Context: Primary care providers are uniquely positioned to respond to patients' disclosure of intimate partner violence (IPV). However, the research on primary care-based IPV interventions has not been systematically synthesized, making it difficult for providers, policymakers, and researchers to understand how to effectively intervene in the primary care setting. This systematic review summarizes primary care-based interventions for patients experiencing IPV.
Evidence acquisition: PubMed, PsycINFO, and CINAHL were searched from their start through September 2012; this search was augmented by bibliographic review and consultation with experts. Eligible studies included English-language, peer-reviewed articles that assessed patient-level impact of IPV interventions that originated from patients' visits to a primary care provider.

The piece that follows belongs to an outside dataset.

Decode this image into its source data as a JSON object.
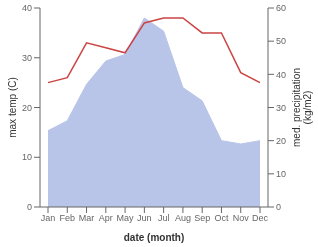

Evidence synthesis: Of 80 potentially eligible studies, 17 met eligibility criteria. The majority of interventions recruited women from reproductive care sites. Interventions tended to be brief, delivered by nonphysicians, and focused on empowerment, empathetic listening, discussion of the cycle of violence and safety, and referral to community-based resources. Thirteen studies demonstrated at least one intervention-related benefit. Six of 11 articles measuring IPV persistence found reductions in future violence; two of five measuring safety-promoting behaviors found increases; and six of ten measuring IPV/community resource referrals found enhanced use. Some studies also documented health improvements.
Conclusions: The majority of studies demonstrated patient-level benefit subsequent to primary care IPV interventions, with IPV/community referrals the most common positively affected outcome.